Les cours du pétrole ont fléchi jeudi à l’issue d’une séance en dents de scie, le marché pariant sur la possibilité de voir les Etats-Unis et l’Iran s’accorder sur une fin des hostilités au Moyen-Orient.

Le prix du baril de Brent de la mer du Nord, pour livraison en juillet, a reculé de 2,32% à 102,58 dollars. Son équivalent américain, le baril de WTI, pour livraison le même mois, a perdu 1,94% à 96,35 dollars.

Plus tôt dans la séance, ils s’affichaient en nette hausse, le WTI dépassant les 100 dollars le baril.

« Des informations de presse faisant état de l’imminence d’un accord ont entraîné une baisse des cours », commente auprès de l’AFP John Kilduff, d’Again Capital. Aucune confirmation officielle n’a toutefois été donnée.

« C’est sur le fil, croyez-moi. Si nous n’obtenons pas les bonnes réponses, cela peut aller très vite. Nous sommes tous prêts à agir. Il faut obtenir les bonnes réponses. Elles devront être entièrement, à 100 %, satisfaisantes », a averti le président américain Donald Trump en début de journée.

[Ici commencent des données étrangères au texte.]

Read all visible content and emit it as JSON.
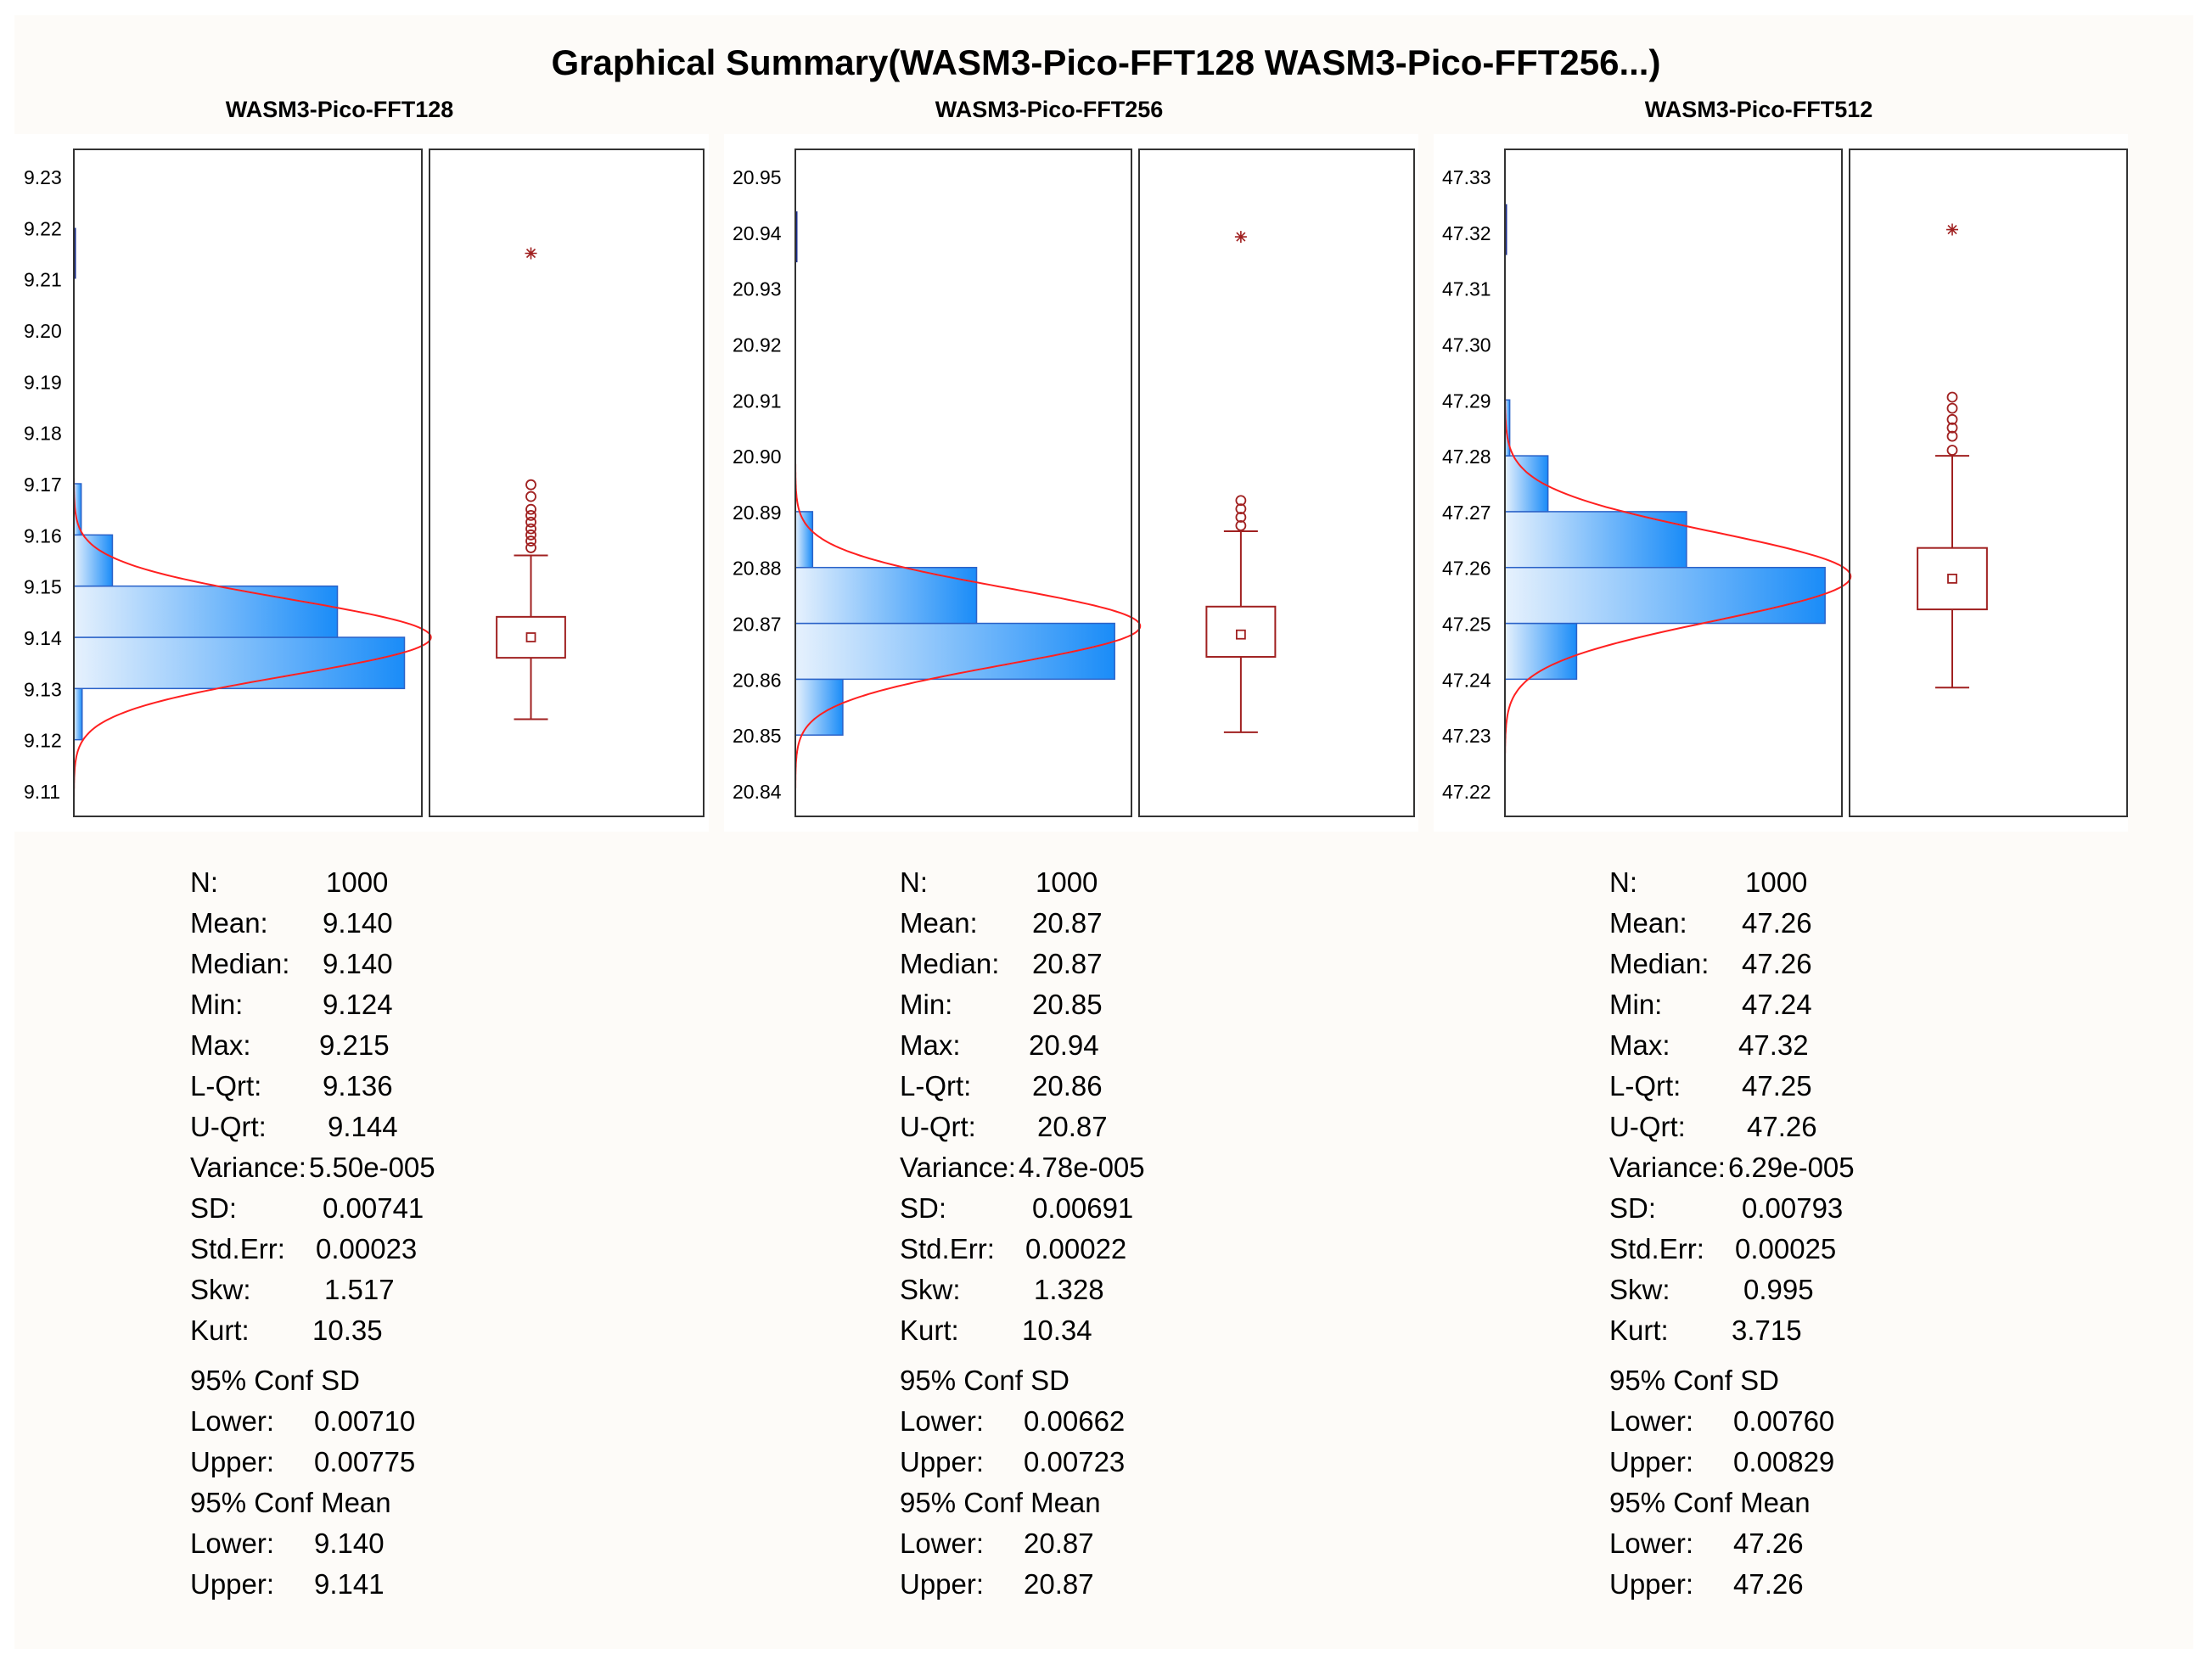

Le marché avait réagi avec optimisme la veille aux déclarations du chef de l’Etat assurant que les pourparlers étaient entrés dans leur « dernière phase ». Pour John Kilduff, le marché pétrolier se trouve « à la croisée des chemins ».

« Nous pensons que soit un accord sera conclu, soit une nouvelle vague d’actions militaires contre l’Iran aura lieu, ce qui serait très préoccupant » car les infrastructures énergétiques de la région seront alors encore plus à risque, assure l’analyste.

En cas de trêve durable, il ne faut pas s’attendre à une chute brutale des cours, selon les experts.

Les réserves de brut des pays ont été mises à rude épreuve pour atténuer la perte des barils du Golfe et le marché s’attend à ce que les Etats cherchent à les renflouer.

Il faudra aussi un certain temps pour que la production de la région reprenne à sa pleine capacité.

« Et puis, il y a cette nouvelle prise de conscience que l’Iran a bel et bien la capacité de perturber le détroit d’Ormuz à sa guise », de quoi ajouter une prime de risque aux cours même en cas d’accord, prévient John Kilduff.